Le choix de Michael Fortier aux Travaux publics est d'autant plus étrange que M. Harper se trouve à reproduire un schème introduit par Jean Chrétien: placer un organisateur politique — dans le cas libéral, Alfonso Gagliano — à la tête du ministère fédéral le plus apte à faire des cadeaux. De tout temps, le ministère des Travaux publics a été considéré comme un nid à patronage. Ce ministère «transversal» signe tous les contrats d'approvisionnement du gouvernement et octroie, à ce titre, pour environ un milliard de dollars de contrats... par mois.
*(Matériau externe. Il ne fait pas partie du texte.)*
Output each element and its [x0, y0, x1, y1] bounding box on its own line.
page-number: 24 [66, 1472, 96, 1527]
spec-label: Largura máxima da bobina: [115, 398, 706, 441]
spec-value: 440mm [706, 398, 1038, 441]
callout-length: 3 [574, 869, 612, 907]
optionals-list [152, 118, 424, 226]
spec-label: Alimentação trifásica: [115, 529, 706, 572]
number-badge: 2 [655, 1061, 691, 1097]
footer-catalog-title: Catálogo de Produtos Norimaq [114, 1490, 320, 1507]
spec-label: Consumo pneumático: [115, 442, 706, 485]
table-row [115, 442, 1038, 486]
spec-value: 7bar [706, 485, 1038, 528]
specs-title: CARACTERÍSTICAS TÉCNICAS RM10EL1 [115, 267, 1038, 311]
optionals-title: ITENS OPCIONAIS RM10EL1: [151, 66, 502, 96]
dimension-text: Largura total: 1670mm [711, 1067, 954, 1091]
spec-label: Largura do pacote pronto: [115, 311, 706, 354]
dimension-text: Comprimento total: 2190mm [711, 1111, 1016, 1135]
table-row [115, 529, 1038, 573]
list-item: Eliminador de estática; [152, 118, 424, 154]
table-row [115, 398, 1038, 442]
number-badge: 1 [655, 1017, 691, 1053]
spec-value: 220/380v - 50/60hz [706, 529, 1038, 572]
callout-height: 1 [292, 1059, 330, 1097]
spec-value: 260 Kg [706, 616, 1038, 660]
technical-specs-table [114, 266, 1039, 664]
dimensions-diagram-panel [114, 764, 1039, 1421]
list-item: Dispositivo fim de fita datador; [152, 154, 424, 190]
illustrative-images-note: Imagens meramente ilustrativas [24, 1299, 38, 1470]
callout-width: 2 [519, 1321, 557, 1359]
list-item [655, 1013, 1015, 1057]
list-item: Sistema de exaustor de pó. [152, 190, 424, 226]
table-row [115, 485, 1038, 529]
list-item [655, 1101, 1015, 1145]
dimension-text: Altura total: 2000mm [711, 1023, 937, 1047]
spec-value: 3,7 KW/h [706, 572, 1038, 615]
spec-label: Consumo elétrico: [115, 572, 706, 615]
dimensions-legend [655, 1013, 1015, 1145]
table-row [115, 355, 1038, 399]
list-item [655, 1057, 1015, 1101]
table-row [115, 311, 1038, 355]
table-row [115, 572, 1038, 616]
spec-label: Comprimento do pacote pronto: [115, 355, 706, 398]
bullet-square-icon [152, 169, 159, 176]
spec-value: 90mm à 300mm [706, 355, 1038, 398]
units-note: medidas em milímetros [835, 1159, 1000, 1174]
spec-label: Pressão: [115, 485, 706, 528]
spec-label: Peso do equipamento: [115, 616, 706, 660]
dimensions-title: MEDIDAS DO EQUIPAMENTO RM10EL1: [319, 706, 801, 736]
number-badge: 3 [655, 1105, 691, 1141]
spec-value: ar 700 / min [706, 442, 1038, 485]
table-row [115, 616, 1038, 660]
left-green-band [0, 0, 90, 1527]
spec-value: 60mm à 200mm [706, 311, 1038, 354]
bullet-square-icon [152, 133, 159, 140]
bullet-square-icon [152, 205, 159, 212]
En théorie, toute attribution doit respecter un processus compétitif avec appel d'offres à la clé. Mais dans les faits, il existe quatre exceptions pour ne pas se soumettre à ce processus: une valeur de moins de 25 000 $, une seule compagnie peut s'acquitter de la tâche, le projet est d'intérêt national, un appel d'offres mettrait en péril la sécurité nationale. Du temps d'Alfonso Gagliano, les contrats versés à des entreprises amies du régime ont pullulé. Les contrats de 24 999 $ étaient monnaie courante et on invoquait de façon farfelue le critère de la compétence unique.

Il ne faut certainement pas sauter aux conclusions. Toutes les raisons sont bonnes de donner sa chance à Michael Fortier, comme il l'a d'ailleurs demandé lundi. «Je suis plus qu'un organisateur politique», a-t-il plaidé. N'empêche que la Chambre des communes ne pourra pas lui demander des comptes. M. Harper a fait remarquer que M. Fortier resterait disponible à la période de questions du Sénat et répondrait aux journalistes. Est-ce toute l'importance qu'il accorde aux parlementaires? Peut-être finalement partage-t-il l'avis de plusieurs députés et observateurs. À savoir que la période de questions n'a jamais été autre chose que cela: une session de questions... sans réponses.